I received an email from Jimmy, our resident Einstein in high school. After reading the
first installment on the impeachment primer, he wanted to know if the United States Constitution also contained a one-year prohibition on a succeeding impeachment complaint.
There is no similar provision in the U.S. Constitution. In fact, the United States Congress tried to impeach a sitting president twice within a span of one year.
Andrew Johnson was a Democratic senator from Tennessee, a state that seceded from the Union at the start of the American Civil War. He was the only Southern senator who did not resign from his seat. In 1864, forming a unity ticket, the Republican Party chose him to be Abraham Lincoln's running mate and won. 5 days after General Robert E. Lee surrendered, Pres. Lincoln was assassinated and he succeeded Honest Abe to the presidency.
As a Democrat from the South, he had ideological clashes with the Republicans that preferred a different policy in integrating the former Confederate States to the Union. As a result, the Republican Congress investigated Johnson for various impeachable offenses. In November of 1867, the House Judiciary Committee voted to impeach him by a vote of 5-4. However, the full House refused to impeach him.
But the Radical Republicans were determined to remove him from office. In August 1867, President Johnson demanded the resignation of Edwin Stanton, Secretary of War, an ally of the Radical Republicans. Mr. Stanton refused on the ground that the Tenure of Office Act required Senate approval for his resignation. President Johnson later suspended him but Congress rejected the suspension.
On 21 February 21, 1868, President Johnson removed Mr. Stanton from office. 3 days later, the full House impeached Johnson by a vote of 126-47. He was the first US president to be impeached. But by one vote, President Johnson was dramatically acquitted in the Senate impeachment trial. Thus, in a span of one year, the House tried to impeach a president twice.
The Johnson impeachment trial resulted to numerous analyses on the effect on the American presidency and the abuse of Congress' impeachment power. However, none seemed to propose a prohibition period to avoid the Johnson conundrum.
In drafting the 1987 Constitution, the Committee on Accountability of Public Officers chaired by Mr. Christian Monsod, a proponent of the Truth Commission, proposed a one-year ban on succeeding impeachment proceedings. This was a novel provision not found in both the 1935 and the 1973 Constitutions. Its purpose was to protect the official concerned from further harassment.
While the one-year constitutional ban is laudable, it has, however, spawned a number of unintended consequences.
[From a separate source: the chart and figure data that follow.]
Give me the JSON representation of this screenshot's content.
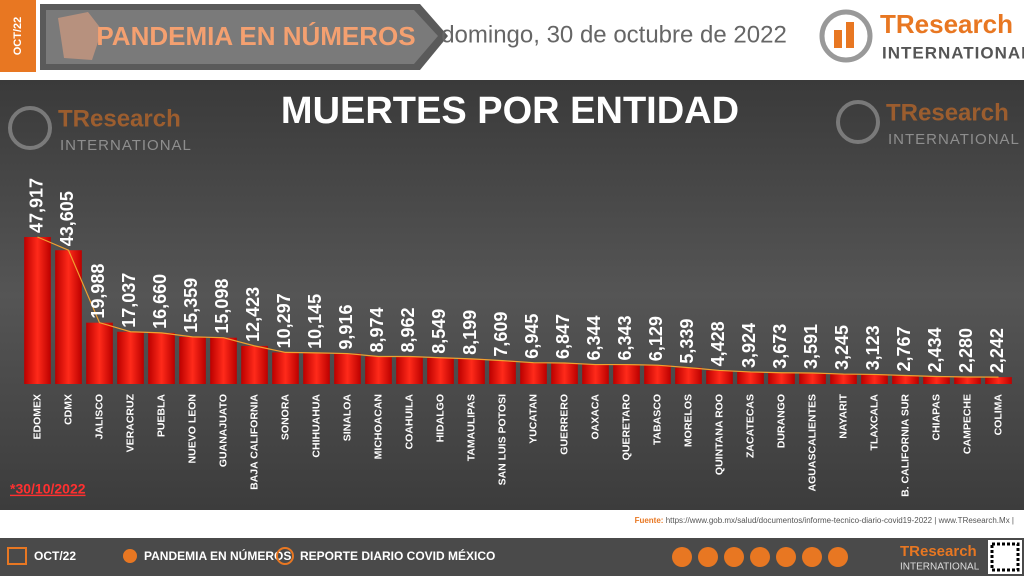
{
  "header": {
    "date_tag": "OCT/22",
    "title": "PANDEMIA EN NÚMEROS",
    "date": "domingo, 30 de octubre de 2022",
    "logo_name": "TResearch",
    "logo_sub": "INTERNATIONAL"
  },
  "chart_data": {
    "type": "bar",
    "title": "MUERTES POR ENTIDAD",
    "color": "#e8140f",
    "categories": [
      "EDOMEX",
      "CDMX",
      "JALISCO",
      "VERACRUZ",
      "PUEBLA",
      "NUEVO LEON",
      "GUANAJUATO",
      "BAJA CALIFORNIA",
      "SONORA",
      "CHIHUAHUA",
      "SINALOA",
      "MICHOACAN",
      "COAHUILA",
      "HIDALGO",
      "TAMAULIPAS",
      "SAN LUIS POTOSI",
      "YUCATAN",
      "GUERRERO",
      "OAXACA",
      "QUERETARO",
      "TABASCO",
      "MORELOS",
      "QUINTANA ROO",
      "ZACATECAS",
      "DURANGO",
      "AGUASCALIENTES",
      "NAYARIT",
      "TLAXCALA",
      "B. CALIFORNIA SUR",
      "CHIAPAS",
      "CAMPECHE",
      "COLIMA"
    ],
    "values": [
      47917,
      43605,
      19988,
      17037,
      16660,
      15359,
      15098,
      12423,
      10297,
      10145,
      9916,
      8974,
      8962,
      8549,
      8199,
      7609,
      6945,
      6847,
      6344,
      6343,
      6129,
      5339,
      4428,
      3924,
      3673,
      3591,
      3245,
      3123,
      2767,
      2434,
      2280,
      2242
    ],
    "value_labels": [
      "47,917",
      "43,605",
      "19,988",
      "17,037",
      "16,660",
      "15,359",
      "15,098",
      "12,423",
      "10,297",
      "10,145",
      "9,916",
      "8,974",
      "8,962",
      "8,549",
      "8,199",
      "7,609",
      "6,945",
      "6,847",
      "6,344",
      "6,343",
      "6,129",
      "5,339",
      "4,428",
      "3,924",
      "3,673",
      "3,591",
      "3,245",
      "3,123",
      "2,767",
      "2,434",
      "2,280",
      "2,242"
    ],
    "trend_color": "#f0a030"
  },
  "note": "*30/10/2022",
  "source": {
    "label": "Fuente:",
    "text": "https://www.gob.mx/salud/documentos/informe-tecnico-diario-covid19-2022 | www.TResearch.Mx |"
  },
  "footer": {
    "date_tag": "OCT/22",
    "section": "PANDEMIA EN NÚMEROS",
    "report": "REPORTE DIARIO COVID MÉXICO"
  }
}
First, a frivolous impeachment complaint can be filed by a presidential cohort and later dismissed by the president's men in Congress, thereby preventing the filing of a more substantive impeachment complaint immediately.
Second, assuming the president has committed acts constituting betrayal of public trust, bribery or abuse of official power, the one-year ban will allow him to continue in office with impunity, raid the national treasury or install cronies in positions of influence and power. This runs counter to the main purpose of impeachment which is to immediately remove the president and to prevent the further subversion of the constitutional order.
Third, with the Answer filed by the President, Congress will be constrained to rely heavily on the Rules of Court to address technical issues. As a result, the impeachment process will not only be delayed but the fight becomes one of form than of substance, making it alien and less intelligible to the people whose frustrations may well up and lead to the streets once more.
Without the one-year ban, the Lozano complaint would have been thrown into the dung heap. The more substantial Zamora complaint
sans technical issues could have been filed by Monday and the fight would have been on.
The president need not worry about harassment especially if there is no factual basis to the suit. The business of government can continue since the president can delegate her defense to the lawyers and to her allies in Congress. If government cannot continue, what then is the purpose of constitutional succession? It is not a fair-weather mechanism. It is precisely in place to address dark times.
But the one-year ban makes lethal the continued stay of a corrupt president in power. And the more the president stays in power, the more probable an extra-constitutional grab can occur. And that is a political limbo our country must not be allowed to suffer. To paraphrase the High Priest, it is better to impeach one man than for the whole nation to perish.
Truly, the road to constitutional hell is paved with good intentions.